Should We Use F -Tests for Model Fit Instead of Chi-Square in Overidentified Structural Equation Models?
指出在结构方程模型中,小样本下常用的卡方检验和拟合指数容易过度拒绝正确模型,而F检验在样本量小于200或参数比小于3时具有更好的统计性质,适合替代传统方法。
Debate continues about whether the likelihood ratio test ( T ML ) or goodness-of-fit indices are most appropriate for assessing data-model fit in structural equation models. Though potential advantages and disadvantages of these methods with large samples are often discussed, shortcomings concomitant with smaller samples are not.

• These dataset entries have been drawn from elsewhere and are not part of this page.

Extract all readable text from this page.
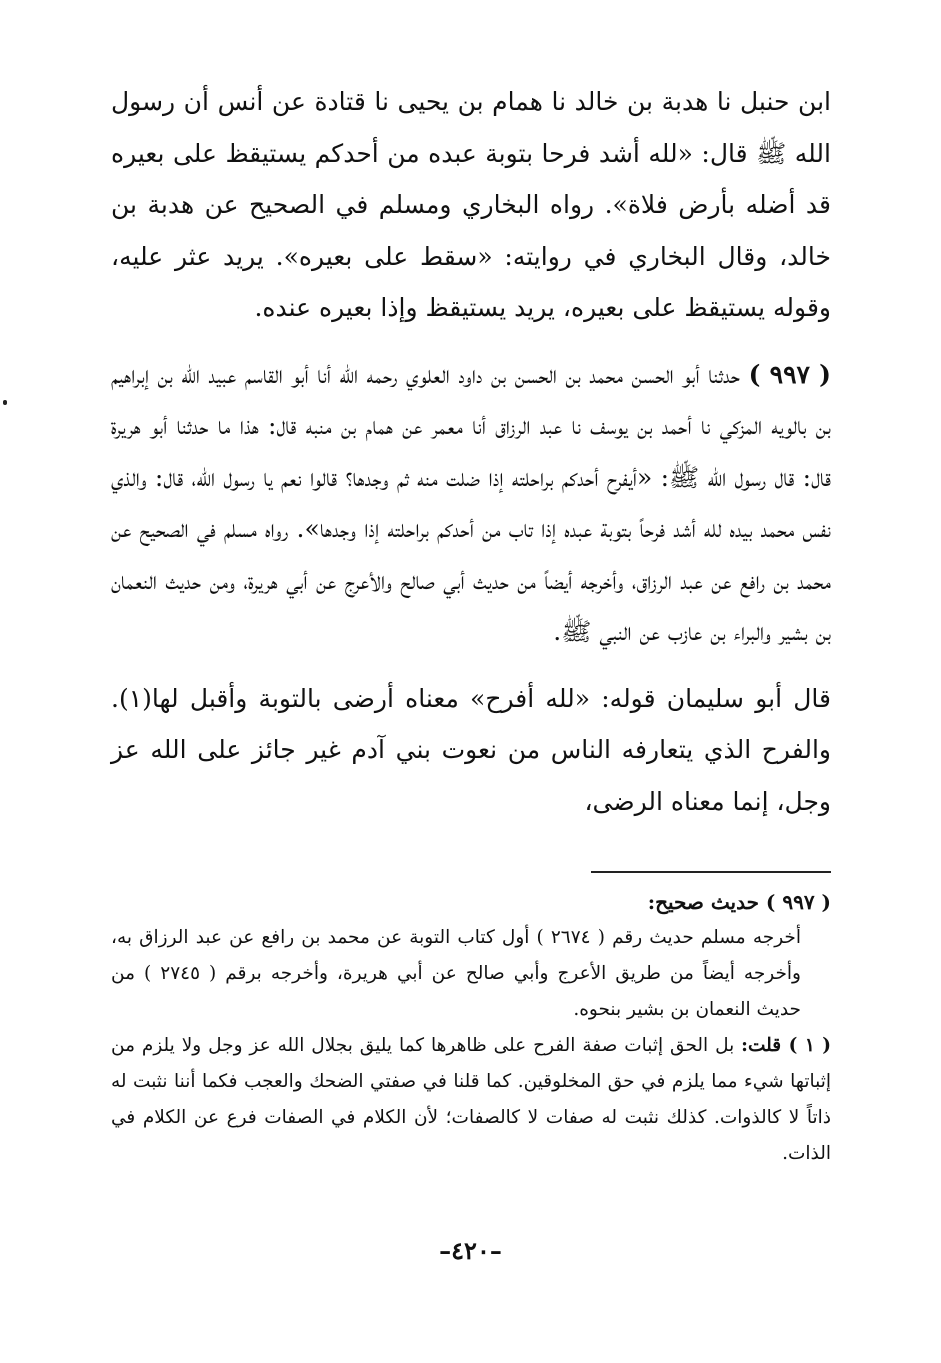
ابن حنبل نا هدبة بن خالد نا همام بن يحيى نا قتادة عن أنس أن رسول الله ﷺ قال: «لله أشد فرحا بتوبة عبده من أحدكم يستيقظ على بعيره قد أضله بأرض فلاة». رواه البخاري ومسلم في الصحيح عن هدبة بن خالد، وقال البخاري في روايته: «سقط على بعيره». يريد عثر عليه، وقوله يستيقظ على بعيره، يريد يستيقظ وإذا بعيره عنده.

( ٩٩٧ ) حدثنا أبو الحسن محمد بن الحسن بن داود العلوي رحمه الله أنا أبو القاسم عبيد الله بن إبراهيم بن بالويه المزكي نا أحمد بن يوسف نا عبد الرزاق أنا معمر عن همام بن منبه قال: هذا ما حدثنا أبو هريرة قال: قال رسول الله ﷺ: «أيفرح أحدكم براحلته إذا ضلت منه ثم وجدها؟ قالوا نعم يا رسول الله، قال: والذي نفس محمد بيده لله أشد فرحاً بتوبة عبده إذا تاب من أحدكم براحلته إذا وجدها». رواه مسلم في الصحيح عن محمد بن رافع عن عبد الرزاق، وأخرجه أيضاً من حديث أبي صالح والأعرج عن أبي هريرة، ومن حديث النعمان بن بشير والبراء بن عازب عن النبي ﷺ.

قال أبو سليمان قوله: «لله أفرح» معناه أرضى بالتوبة وأقبل لها(١). والفرح الذي يتعارفه الناس من نعوت بني آدم غير جائز على الله عز وجل، إنما معناه الرضى،

( ٩٩٧ ) حديث صحيح:

أخرجه مسلم حديث رقم ( ٢٦٧٤ ) أول كتاب التوبة عن محمد بن رافع عن عبد الرزاق به، وأخرجه أيضاً من طريق الأعرج وأبي صالح عن أبي هريرة، وأخرجه برقم ( ٢٧٤٥ ) من حديث النعمان بن بشير بنحوه.

( ١ ) قلت: بل الحق إثبات صفة الفرح على ظاهرها كما يليق بجلال الله عز وجل ولا يلزم من إثباتها شيء مما يلزم في حق المخلوقين. كما قلنا في صفتي الضحك والعجب فكما أننا نثبت له ذاتاً لا كالذوات. كذلك نثبت له صفات لا كالصفات؛ لأن الكلام في الصفات فرع عن الكلام في الذات.

–٤٢٠–
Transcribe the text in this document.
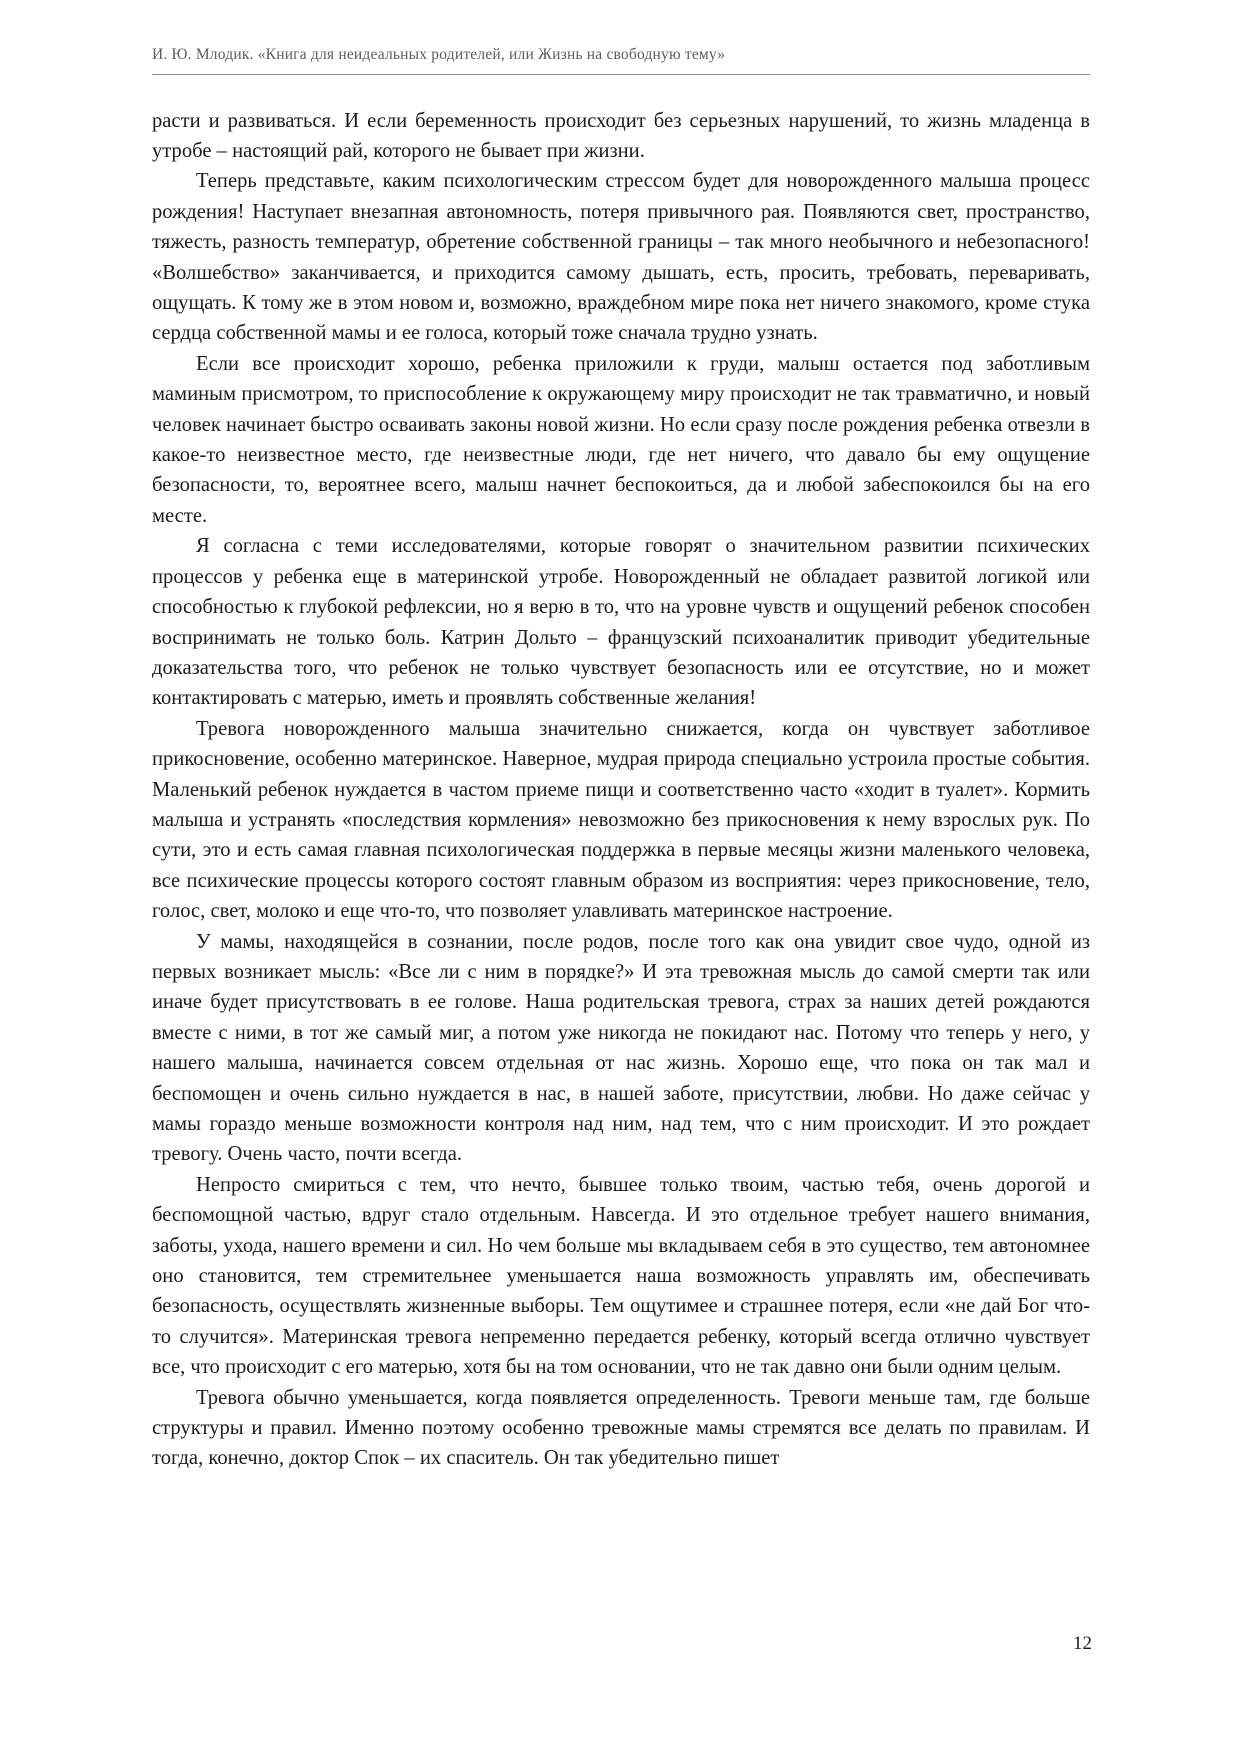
И. Ю. Млодик. «Книга для неидеальных родителей, или Жизнь на свободную тему»

расти и развиваться. И если беременность происходит без серьезных нарушений, то жизнь младенца в утробе – настоящий рай, которого не бывает при жизни.

Теперь представьте, каким психологическим стрессом будет для новорожденного малыша процесс рождения! Наступает внезапная автономность, потеря привычного рая. Появляются свет, пространство, тяжесть, разность температур, обретение собственной границы – так много необычного и небезопасного! «Волшебство» заканчивается, и приходится самому дышать, есть, просить, требовать, переваривать, ощущать. К тому же в этом новом и, возможно, враждебном мире пока нет ничего знакомого, кроме стука сердца собственной мамы и ее голоса, который тоже сначала трудно узнать.

Если все происходит хорошо, ребенка приложили к груди, малыш остается под заботливым маминым присмотром, то приспособление к окружающему миру происходит не так травматично, и новый человек начинает быстро осваивать законы новой жизни. Но если сразу после рождения ребенка отвезли в какое-то неизвестное место, где неизвестные люди, где нет ничего, что давало бы ему ощущение безопасности, то, вероятнее всего, малыш начнет беспокоиться, да и любой забеспокоился бы на его месте.

Я согласна с теми исследователями, которые говорят о значительном развитии психических процессов у ребенка еще в материнской утробе. Новорожденный не обладает развитой логикой или способностью к глубокой рефлексии, но я верю в то, что на уровне чувств и ощущений ребенок способен воспринимать не только боль. Катрин Дольто – французский психоаналитик приводит убедительные доказательства того, что ребенок не только чувствует безопасность или ее отсутствие, но и может контактировать с матерью, иметь и проявлять собственные желания!

Тревога новорожденного малыша значительно снижается, когда он чувствует заботливое прикосновение, особенно материнское. Наверное, мудрая природа специально устроила простые события. Маленький ребенок нуждается в частом приеме пищи и соответственно часто «ходит в туалет». Кормить малыша и устранять «последствия кормления» невозможно без прикосновения к нему взрослых рук. По сути, это и есть самая главная психологическая поддержка в первые месяцы жизни маленького человека, все психические процессы которого состоят главным образом из восприятия: через прикосновение, тело, голос, свет, молоко и еще что-то, что позволяет улавливать материнское настроение.

У мамы, находящейся в сознании, после родов, после того как она увидит свое чудо, одной из первых возникает мысль: «Все ли с ним в порядке?» И эта тревожная мысль до самой смерти так или иначе будет присутствовать в ее голове. Наша родительская тревога, страх за наших детей рождаются вместе с ними, в тот же самый миг, а потом уже никогда не покидают нас. Потому что теперь у него, у нашего малыша, начинается совсем отдельная от нас жизнь. Хорошо еще, что пока он так мал и беспомощен и очень сильно нуждается в нас, в нашей заботе, присутствии, любви. Но даже сейчас у мамы гораздо меньше возможности контроля над ним, над тем, что с ним происходит. И это рождает тревогу. Очень часто, почти всегда.

Непросто смириться с тем, что нечто, бывшее только твоим, частью тебя, очень дорогой и беспомощной частью, вдруг стало отдельным. Навсегда. И это отдельное требует нашего внимания, заботы, ухода, нашего времени и сил. Но чем больше мы вкладываем себя в это существо, тем автономнее оно становится, тем стремительнее уменьшается наша возможность управлять им, обеспечивать безопасность, осуществлять жизненные выборы. Тем ощутимее и страшнее потеря, если «не дай Бог что-то случится». Материнская тревога непременно передается ребенку, который всегда отлично чувствует все, что происходит с его матерью, хотя бы на том основании, что не так давно они были одним целым.

Тревога обычно уменьшается, когда появляется определенность. Тревоги меньше там, где больше структуры и правил. Именно поэтому особенно тревожные мамы стремятся все делать по правилам. И тогда, конечно, доктор Спок – их спаситель. Он так убедительно пишет

12
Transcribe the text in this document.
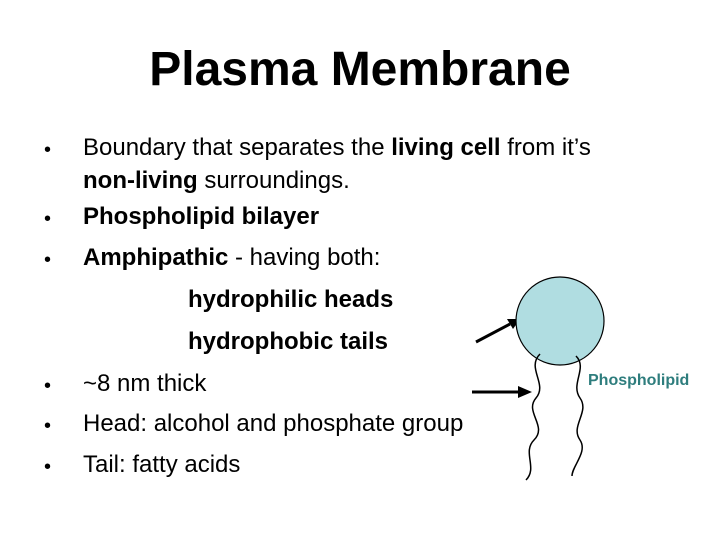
Plasma Membrane
• Boundary that separates the living cell from it’s
non-living surroundings.
• Phospholipid bilayer
• Amphipathic - having both:
hydrophilic heads
hydrophobic tails
• ~8 nm thick
• Head: alcohol and phosphate group
• Tail: fatty acids
Phospholipid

This article aims to (a) highlight the broader small sample issues with both approaches to data-model fit assessment, (b) note that what constitutes a small sample is common in empirical studies (approximately 20% to 50% in review studies, depending on the definition of “small”), and (c) more widely introduce F-tests as a desirable alternative than the traditional T ML tests, small-sample corrections, or goodness-of-fit indices with smaller samples. Both goodness-of-fit indices and comparing T ML to a chi-square distribution at smaller samples leads to overrejection of well-fitting models. Simulations and example analyses show that F-tests yield more desirable statistical properties—with or without normality—than standard approaches like chi-square tests or goodness-of-fit indices with smaller samples, roughly defined as N < 200 or N: df < 3.